Cerebras Cloud Models

# ===== Cerebras: Llama 3.1 8B (3 keys!) =====
- litellm_params:
    api_key: os.environ/CEREBRAS_API_KEY
    model: cerebras/llama-3.1-8b
  model_name: cerebras-llama-3.1-8b

- litellm_params:
    api_key: os.environ/CEREBRAS_API_KEY_2
    model: cerebras/llama-3.1-8b
  model_name: cerebras-llama-3.1-8b

- litellm_params:
    api_key: os.environ/CEREBRAS_API_KEY_3
    model: cerebras/llama-3.1-8b
  model_name: cerebras-llama-3.1-8b

Note how Cerebras gets three keys. More keys means more headroom ‖ LiteLLM will distribute across all three and cycle back to the first when the third is rate-limited. There’s no hard limit on how many keys you can stack per model.
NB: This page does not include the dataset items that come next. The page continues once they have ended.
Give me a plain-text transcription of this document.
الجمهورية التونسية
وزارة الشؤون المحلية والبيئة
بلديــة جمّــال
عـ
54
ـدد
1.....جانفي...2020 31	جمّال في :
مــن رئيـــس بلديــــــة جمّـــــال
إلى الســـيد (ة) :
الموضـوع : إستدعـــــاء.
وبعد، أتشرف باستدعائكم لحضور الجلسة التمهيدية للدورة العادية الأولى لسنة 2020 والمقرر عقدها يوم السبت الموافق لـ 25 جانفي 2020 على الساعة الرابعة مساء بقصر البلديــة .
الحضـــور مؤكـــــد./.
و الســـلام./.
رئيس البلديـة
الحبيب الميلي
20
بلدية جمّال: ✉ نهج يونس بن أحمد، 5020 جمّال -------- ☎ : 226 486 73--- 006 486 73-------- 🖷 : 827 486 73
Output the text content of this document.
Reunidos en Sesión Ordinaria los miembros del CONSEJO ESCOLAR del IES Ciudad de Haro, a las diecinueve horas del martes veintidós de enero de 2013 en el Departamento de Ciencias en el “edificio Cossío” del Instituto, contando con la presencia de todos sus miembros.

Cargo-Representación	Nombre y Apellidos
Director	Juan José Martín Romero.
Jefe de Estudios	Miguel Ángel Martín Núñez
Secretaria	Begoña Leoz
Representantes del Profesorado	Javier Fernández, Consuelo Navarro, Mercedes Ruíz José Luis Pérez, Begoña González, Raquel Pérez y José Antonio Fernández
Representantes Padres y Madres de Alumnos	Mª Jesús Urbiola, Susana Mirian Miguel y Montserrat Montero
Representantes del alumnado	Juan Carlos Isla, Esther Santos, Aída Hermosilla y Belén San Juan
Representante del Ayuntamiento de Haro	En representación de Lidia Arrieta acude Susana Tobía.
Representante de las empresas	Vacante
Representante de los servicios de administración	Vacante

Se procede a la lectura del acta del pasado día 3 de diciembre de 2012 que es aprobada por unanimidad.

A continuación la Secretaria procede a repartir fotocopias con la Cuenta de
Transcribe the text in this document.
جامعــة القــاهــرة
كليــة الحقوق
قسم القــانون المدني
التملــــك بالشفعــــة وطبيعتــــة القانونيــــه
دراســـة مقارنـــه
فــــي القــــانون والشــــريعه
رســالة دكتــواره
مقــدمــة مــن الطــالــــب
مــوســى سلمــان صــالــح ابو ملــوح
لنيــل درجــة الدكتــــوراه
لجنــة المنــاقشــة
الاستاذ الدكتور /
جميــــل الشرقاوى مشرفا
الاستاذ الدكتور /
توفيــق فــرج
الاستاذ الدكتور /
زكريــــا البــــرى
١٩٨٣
LiteLLM Settings for Better Reliability

Beyond the model list, a few settings in litellm_settings make multi-key setups far more resilient:

litellm_settings:
  num_retries: 3
  request_timeout: 300
  drop_params: true

num_retries: 3 ‖ How many times LiteLLM retries a failed request. With multi-key, each retry can try a different key automatically, so 3 retries with 2 keys means up to 6 total attempts before giving up.
request_timeout: 300 ‖ Seconds before a request is considered hung. 300 seconds (5 minutes) is generous enough for large model responses but will eventually fail over if a provider is truly stuck.
drop_params: true ‖ Silently drops unsupported parameters instead of rejecting the request. Critical when clients send parameters that your LiteLLM-configured models don’t support ‖ prevents unnecessary failures.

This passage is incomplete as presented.